Happy Heart, Healthy Heart:
Reap the health benefits of love
Veronica Kallos-Lilly, Ph.D., R.Psych. (1314)
We all know that the novelty and passion of new love is very exhilarating. But when new love grows into a close, long term, intimate bond, your life is enhanced in a multitude of ways. The most obvious benefit of long term love is joy and general wellbeing. Surprisingly, scientists are also discovering many physical health benefits to love and marriage.
Love and the heart
For a long time researchers have noted that coupling is associated with lower mortality rates. However, recent research is beginning to identify more specific health benefits related to happy relationships. Heart disease is one of the most common concerns facing all of us. Epidemiological studies suggest that happily married couples are at lower risk for heart attacks and cardiovascular disease than unhappily married couples. High blood pressure, a risk factor for heart disease, is found to be lowest among happily married couples, followed by single people. Unhappily married couples show the poorest blood pressure results.
We are also beginning to learn which specific relationship factors foster or hinder the health advantage of relationships. High levels of criticism, power struggles, and lack of warmth, can hinder recovery from heart disease and increase the risk for future heart problems in both men and women. Indeed the emotional tone of a relationship turns out to be as good a predictor of heart disease as smoking or high cholesterol. All relationships have conflict; it is how you fight that can have a physical toll on you and your partner.
Immune System Boost
The health benefits of a good relationship bond extend beyond the heart into day-to-day functioning. One of the most striking findings is that married people pay fewer visits to their doctor and on average report shorter hospitalization stays than unmarried people. By examining blood samples and recovery time from minor cuts scientists have also found that couples who are warm and supportive to each other show better immune functioning than couples who are highly conflictual. High conflict and hostility seem to be a recurring theme in determining what erodes the health benefits of relationships.
Indeed, the quality of your relationships seems the most important factor in determining general wellbeing and happiness in life.

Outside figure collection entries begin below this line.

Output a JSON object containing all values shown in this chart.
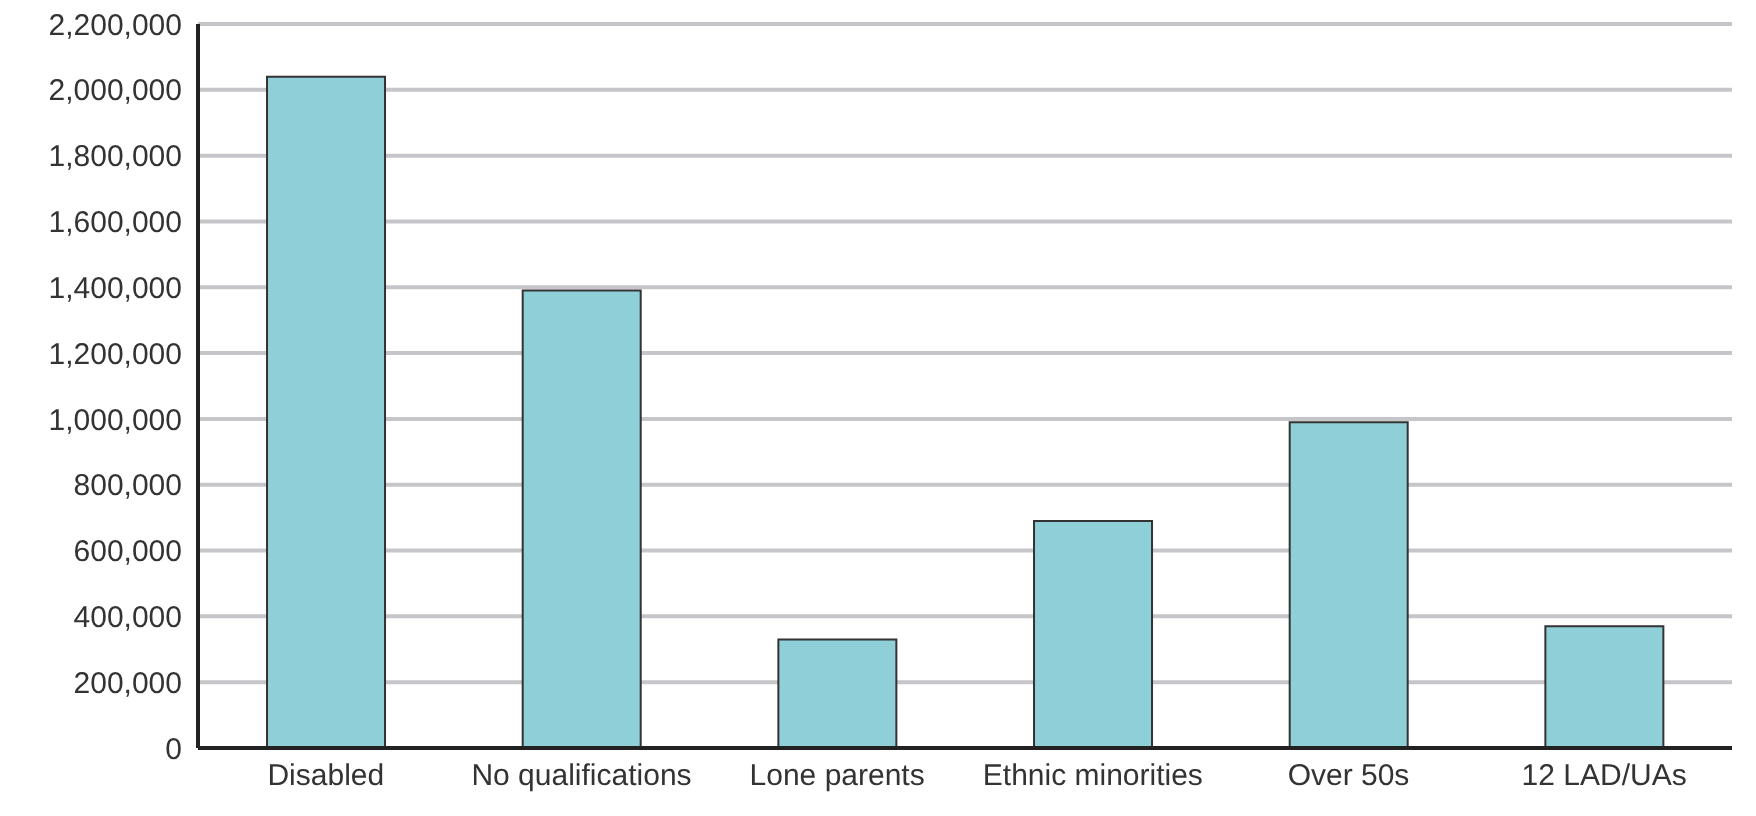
{
  "chart_data": {
    "type": "bar",
    "categories": [
      "Disabled",
      "No qualifications",
      "Lone parents",
      "Ethnic minorities",
      "Over 50s",
      "12 LAD/UAs"
    ],
    "values": [
      2040000,
      1390000,
      330000,
      690000,
      990000,
      370000
    ],
    "color": "#8fd0d8",
    "ylim": [
      0,
      2200000
    ],
    "yticks": [
      0,
      {
        "value": 200000,
        "label": "200,000"
      },
      {
        "value": 400000,
        "label": "400,000"
      },
      {
        "value": 600000,
        "label": "600,000"
      },
      {
        "value": 800000,
        "label": "800,000"
      },
      {
        "value": 1000000,
        "label": "1,000,000"
      },
      {
        "value": 1200000,
        "label": "1,200,000"
      },
      {
        "value": 1400000,
        "label": "1,400,000"
      },
      {
        "value": 1600000,
        "label": "1,600,000"
      },
      {
        "value": 1800000,
        "label": "1,800,000"
      },
      {
        "value": 2000000,
        "label": "2,000,000"
      },
      {
        "value": 2200000,
        "label": "2,200,000"
      }
    ],
    "grid": "y",
    "legend": false
  }
}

People in long term stable relationships experience less anxiety and depression and report less drug use and heavy drinking. When people do seek help, the most common reason given for seeking psychological services is related to relationship concerns.
Scientists who study love relationships have discovered that physical touch or expressions of affection from a loving partner that convey “I’m here for you” lower the body’s response to stress. These gestures of support have a similar calming impact on the neurological activity of the brain to pain relieving drugs. To know that your partner is there sends a message to the brain that says “It’s OK, you don’t have to deal with upsetting circumstances by yourself.” Your body does not have to work as hard, which decreases the physical toll of stress.

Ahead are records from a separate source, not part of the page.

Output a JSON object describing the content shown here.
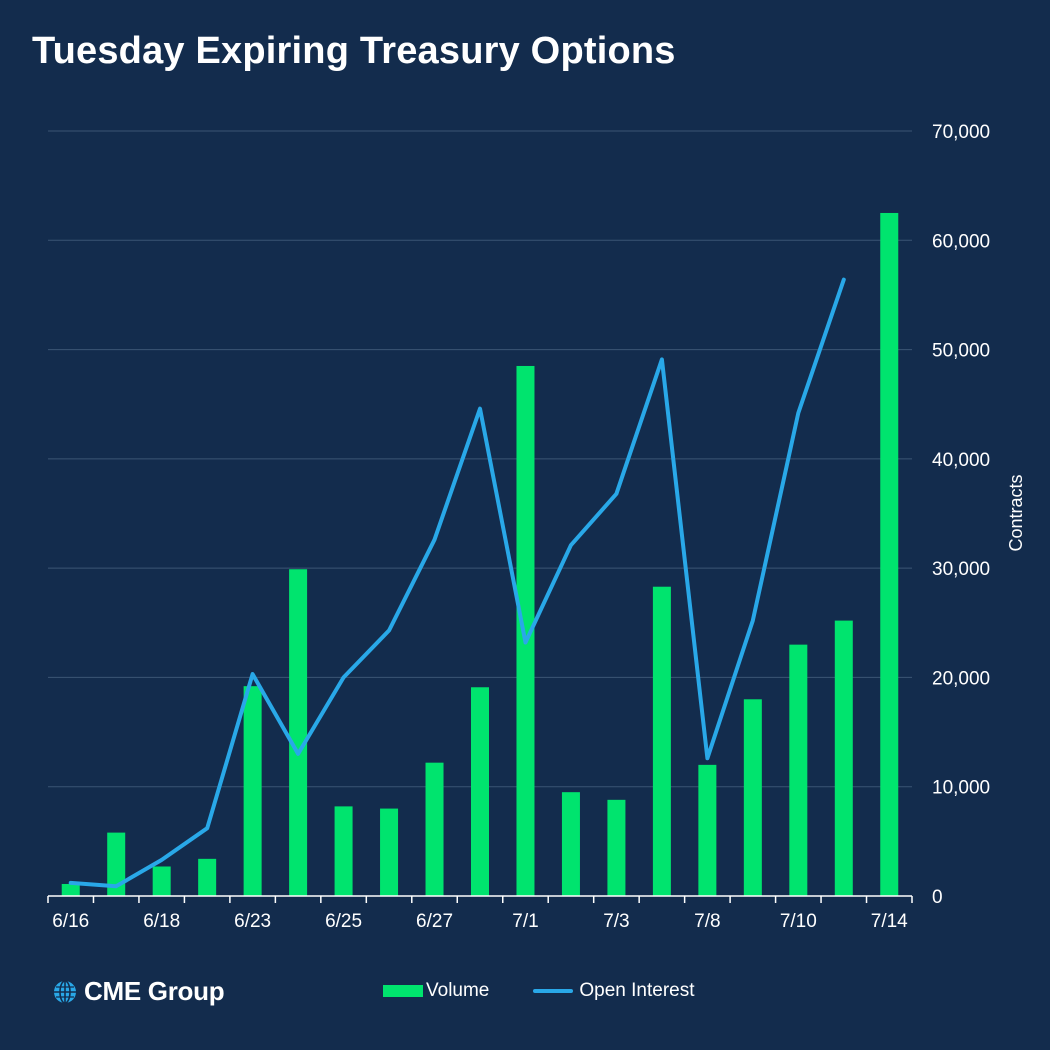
{
  "colors": {
    "background": "#132c4d",
    "volume": "#00e46e",
    "open_interest": "#29a8e8",
    "grid": "#3b5574"
  },
  "logo": {
    "text": "CME Group",
    "icon": "globe-icon"
  },
  "legend": {
    "volume": "Volume",
    "open_interest": "Open Interest"
  },
  "chart_data": {
    "type": "bar",
    "title": "Tuesday Expiring Treasury Options",
    "xlabel": "",
    "ylabel": "Contracts",
    "ylim": [
      0,
      70000
    ],
    "yticks": [
      "0",
      "10,000",
      "20,000",
      "30,000",
      "40,000",
      "50,000",
      "60,000",
      "70,000"
    ],
    "ytick_values": [
      0,
      10000,
      20000,
      30000,
      40000,
      50000,
      60000,
      70000
    ],
    "x_tick_labels": [
      "6/16",
      "",
      "6/18",
      "",
      "6/23",
      "",
      "6/25",
      "",
      "6/27",
      "",
      "7/1",
      "",
      "7/3",
      "",
      "7/8",
      "",
      "7/10",
      "",
      "7/14"
    ],
    "grid": true,
    "legend_position": "bottom",
    "y_axis_side": "right",
    "series": [
      {
        "name": "Volume",
        "type": "bar",
        "values": [
          1100,
          5800,
          2700,
          3400,
          19200,
          29900,
          8200,
          8000,
          12200,
          19100,
          48500,
          9500,
          8800,
          28300,
          12000,
          18000,
          23000,
          25200,
          62500
        ]
      },
      {
        "name": "Open Interest",
        "type": "line",
        "values": [
          1200,
          900,
          3300,
          6200,
          20300,
          13000,
          20000,
          24300,
          32600,
          44600,
          23200,
          32100,
          36800,
          49100,
          12600,
          25200,
          44200,
          56400,
          null
        ]
      }
    ]
  }
}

Five Simple Ways to Nurture Your Love Relationship
- Greet your partner warmly when you reunite at the end of the day
- Convey gratitude regularly
- Express affection daily
- Show interest and curiosity in your partner’s life
- Notice how you communicate: does it foster openness and connection?
Cultivating a solid, emotionally close, intimate relationship is not only one of life’s greatest pleasures; it is also good for your health. What can you do to nurture your relationship today?